Die Wände der großen Halle unterschieden sich nicht von jenen oben dicht unter der Oberfläche.
Die gleiche Sauberkeit, die gleiche Helligkeit.
»Folgen Sie uns«, wurden die beiden Terraner aufgefordert. Die Aras gingen voraus. Sie
schienen nicht daran zu zweifeln, daß Tiff und Sengu folgten.
Tiff schickte Gucky eifrig Informationen und beschrieb ihre Lage. Seiner Schätzung nach mußten
sie sich in zehn Kilometer Tiefe direkt unter dem Flugfeldrand befinden, dem Verwaltungsgebäude
mit den Flaggen etwa genau gegenüber.
Sie durchschritten einen Korridor und gelangten in einen weiten Saal, in dem weiß gekleidete
Ara-Wissenschaftler an Tischen und unbekannten Geräten arbeiteten. Das mußte eins der
Laboratorien sein, von denen Themos gesprochen hatte – und die man auf Aralon vermutet
hatte. In großen Gefäßen erkannte Tiff unbewegliche Lebewesen, die in einer konservierenden
Flüssigkeit schwammen. Die Schilder an den Gefäßen bewiesen, daß es sich um Spezies handelte, die
außerhalb des Imperiums beheimatet waren.
Terraner in Spiritus! dachte Tiff entsetzt und sah sich bereits in einem Glasbehälter
schwimmen, um für die kommenden Generationen der Ara-Wissenschaftler aufgehoben zu werden. Erneut
ging sein Hilferuf an Gucky: Beeilt euch, um Gottes willen! Sie haben etwas Schreckliches mit
uns vor!
Tiff und Sengu bemerkten nicht, daß sich hinter ihnen die Türen stets völlig geräuschlos
schlossen. Sie saßen in einer vollkommenen Falle. Nur der Weg nach vorn blieb frei, aber er war
alles andere als verlockend.
Die Aras waren stehengeblieben. Einer von ihnen öffnete eine Tür seitlich und gab sie
frei.
»Ihr Zimmer, Terraner. Sie erhalten gleich etwas zu essen. Die Umgebung darf Sie nicht stören,
es wird Ihnen nichts geschehen – wenigstens vorerst nicht.«
Tiff ging schweigend an ihm vorbei und trat ein, als er sah, daß es sich in der Tat nur um ein
Zimmer und kein Labor handelte. Zwei Betten, sanitäre Anlagen und ein Tisch mit vier Stühlen
machten den Raum sogar ein wenig wohnlich, wenn man die Nähe der Labors vergaß.

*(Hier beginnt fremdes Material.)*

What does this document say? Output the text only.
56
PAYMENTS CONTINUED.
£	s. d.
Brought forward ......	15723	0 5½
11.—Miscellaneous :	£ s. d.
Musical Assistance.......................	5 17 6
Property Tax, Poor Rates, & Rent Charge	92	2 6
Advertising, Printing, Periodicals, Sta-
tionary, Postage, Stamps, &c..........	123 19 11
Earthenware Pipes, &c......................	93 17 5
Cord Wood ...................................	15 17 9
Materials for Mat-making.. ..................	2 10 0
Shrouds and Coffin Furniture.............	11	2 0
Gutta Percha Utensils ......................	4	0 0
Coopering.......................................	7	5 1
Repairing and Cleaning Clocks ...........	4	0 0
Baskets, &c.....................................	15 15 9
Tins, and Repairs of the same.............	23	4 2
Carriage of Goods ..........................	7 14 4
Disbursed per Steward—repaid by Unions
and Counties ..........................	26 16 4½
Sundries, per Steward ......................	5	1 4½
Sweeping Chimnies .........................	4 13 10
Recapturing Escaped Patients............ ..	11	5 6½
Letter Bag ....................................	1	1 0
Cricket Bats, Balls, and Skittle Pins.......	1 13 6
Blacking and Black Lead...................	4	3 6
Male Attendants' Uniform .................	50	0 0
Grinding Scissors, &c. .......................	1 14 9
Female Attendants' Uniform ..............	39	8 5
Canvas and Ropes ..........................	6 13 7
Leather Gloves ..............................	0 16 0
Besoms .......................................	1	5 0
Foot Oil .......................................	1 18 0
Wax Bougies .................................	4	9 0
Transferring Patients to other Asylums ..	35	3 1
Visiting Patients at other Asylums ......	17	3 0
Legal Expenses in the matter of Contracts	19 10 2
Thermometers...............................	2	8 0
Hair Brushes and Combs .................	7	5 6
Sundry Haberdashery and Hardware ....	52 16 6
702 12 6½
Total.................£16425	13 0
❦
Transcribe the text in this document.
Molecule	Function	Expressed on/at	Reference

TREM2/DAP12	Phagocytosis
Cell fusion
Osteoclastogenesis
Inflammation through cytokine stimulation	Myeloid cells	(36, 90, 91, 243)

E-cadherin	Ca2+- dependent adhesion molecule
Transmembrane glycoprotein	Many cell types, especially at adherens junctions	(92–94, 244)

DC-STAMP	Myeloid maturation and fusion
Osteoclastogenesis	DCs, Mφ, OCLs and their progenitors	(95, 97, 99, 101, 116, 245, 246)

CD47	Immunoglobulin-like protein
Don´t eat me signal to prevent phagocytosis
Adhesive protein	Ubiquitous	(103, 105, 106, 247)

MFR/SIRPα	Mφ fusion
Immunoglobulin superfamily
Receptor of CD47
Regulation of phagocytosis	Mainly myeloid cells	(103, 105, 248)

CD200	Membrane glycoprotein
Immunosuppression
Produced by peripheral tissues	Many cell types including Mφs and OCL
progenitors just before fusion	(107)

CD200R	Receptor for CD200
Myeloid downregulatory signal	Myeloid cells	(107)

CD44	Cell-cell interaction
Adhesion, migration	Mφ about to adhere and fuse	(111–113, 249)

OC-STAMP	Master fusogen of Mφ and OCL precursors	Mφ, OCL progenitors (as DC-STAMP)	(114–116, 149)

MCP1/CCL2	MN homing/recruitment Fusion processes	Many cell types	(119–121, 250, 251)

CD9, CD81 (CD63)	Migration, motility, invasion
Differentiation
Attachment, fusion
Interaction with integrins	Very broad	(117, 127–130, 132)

Sengu folgte ihm. Die Tür schloß sich mit einem dumpfen Laut.
Es war Tiff, als sei damit die letzte Möglichkeit eines Rückzugs abgeschnitten.

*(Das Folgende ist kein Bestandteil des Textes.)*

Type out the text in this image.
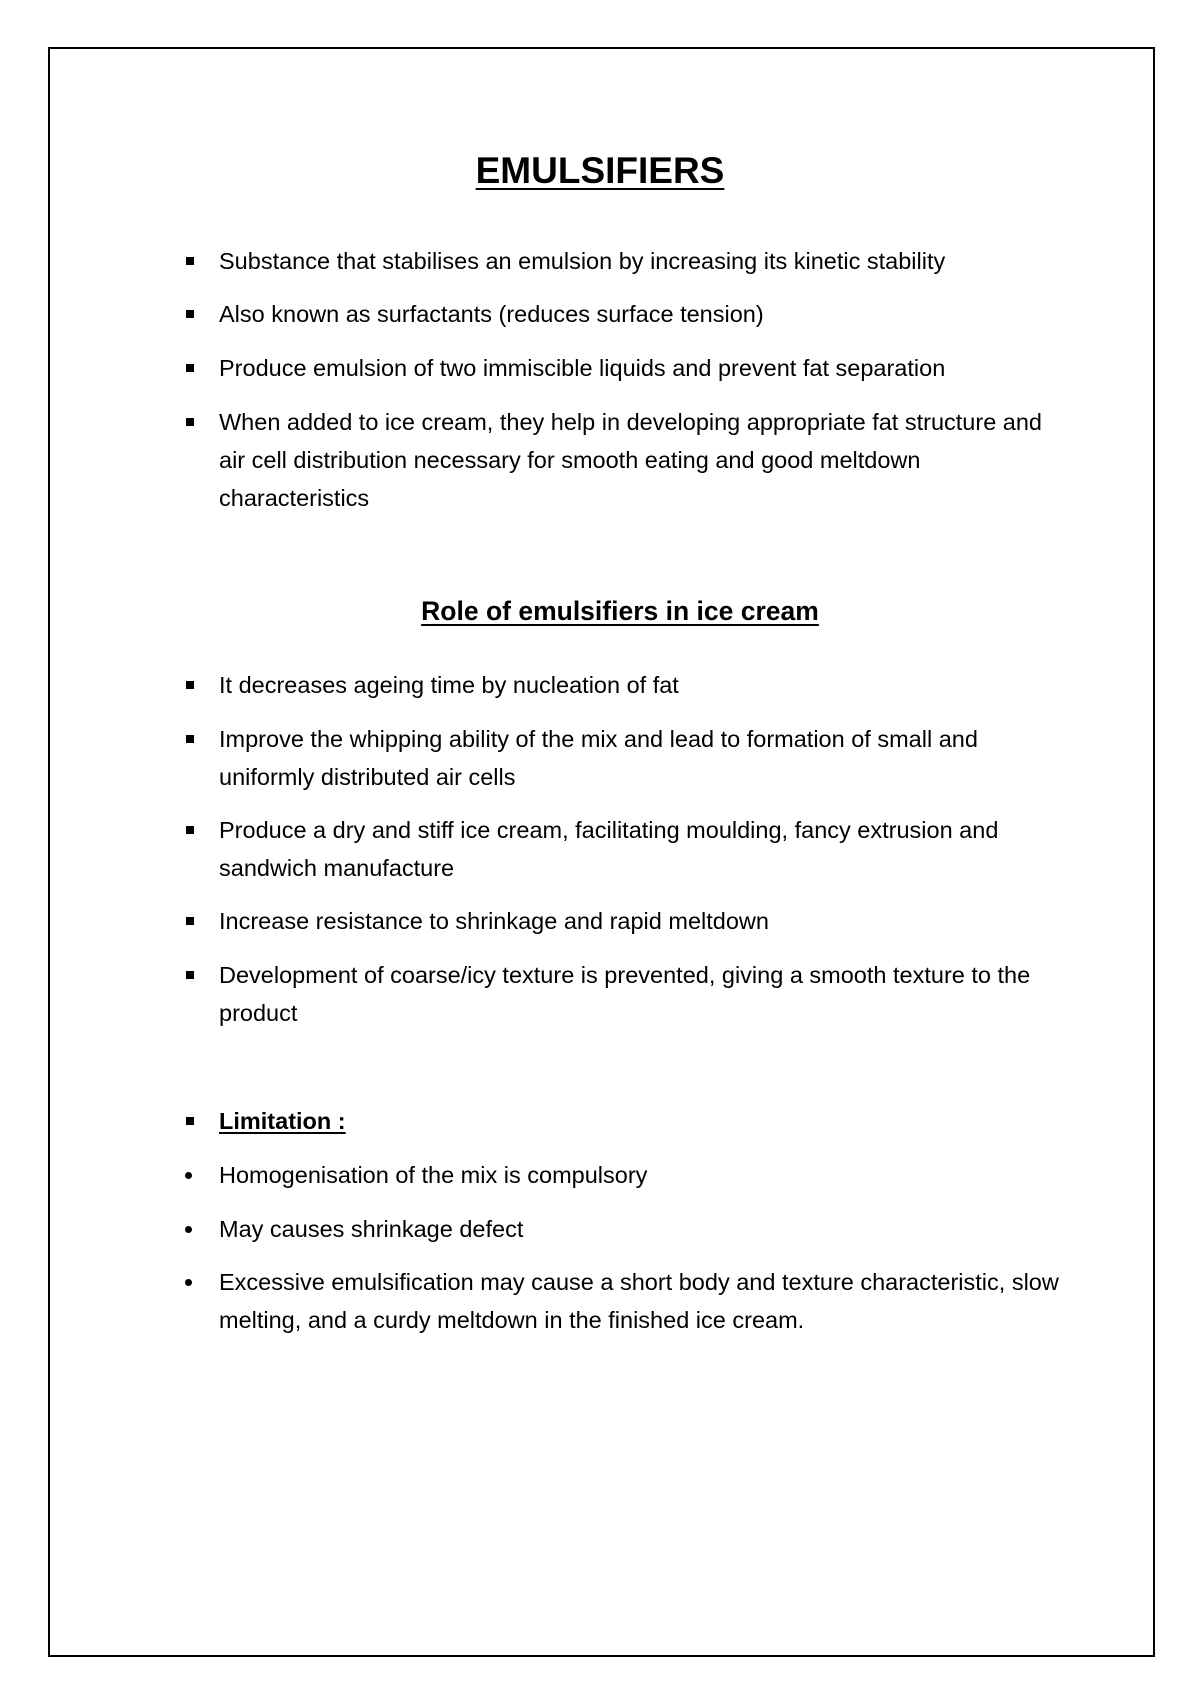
EMULSIFIERS
Substance that stabilises an emulsion by increasing its kinetic stability
Also known as surfactants (reduces surface tension)
Produce emulsion of two immiscible liquids and prevent fat separation
When added to ice cream, they help in developing appropriate fat structure and air cell distribution necessary for smooth eating and good meltdown characteristics
Role of emulsifiers in ice cream
It decreases ageing time by nucleation of fat
Improve the whipping ability of the mix and lead to formation of small and uniformly distributed air cells
Produce a dry and stiff ice cream, facilitating moulding, fancy extrusion and sandwich manufacture
Increase resistance to shrinkage and rapid meltdown
Development of coarse/icy texture is prevented, giving a smooth texture to the product
Limitation :
Homogenisation of the mix is compulsory
May causes shrinkage defect
Excessive emulsification may cause a short body and texture characteristic, slow melting, and a curdy meltdown in the finished ice cream.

Er setzte sich seufzend auf eins der Betten und sah Sengu an. »Zehntausend Meter unter der
Oberfläche. Kannst du mir verraten, wie wir hier wieder herauskommen sollen?«
Sengu sah auf den Boden. Er schüttelte den Kopf. Bei seiner Antwort benutzte er ebenfalls das
kameradschaftliche Du. »Nein, natürlich nicht. Aber es wird dich sicher interessieren, zu
erfahren, daß unter uns ein anderes Labor liegt. Es sieht eigentlich mehr wie eine
Verpackungsanstalt aus. Daneben ein Lager mit Tausenden von Kisten und Behältern. Ob dort die
Medikamente verpackt und gestapelt werden?«
»Wie tief liegt es unter uns?«
»Nicht mehr als zehn Meter.« Der Blick des Japaners glitt seitlich zur Wand und ging dann hoch
zur Decke, als verfolge er eine nach oben kriechende Fliege. »Ich sehe Thora. Sie wird im Aufzug
nach oben gebracht.«
Tiff unterdrückte das unheimliche Gefühl, das ihn unwillkürlich überkam, wenn der Japaner so
einfach durch die festen Wände sah.
»Was hatte sie hier unten zu tun?« fragte Sengu.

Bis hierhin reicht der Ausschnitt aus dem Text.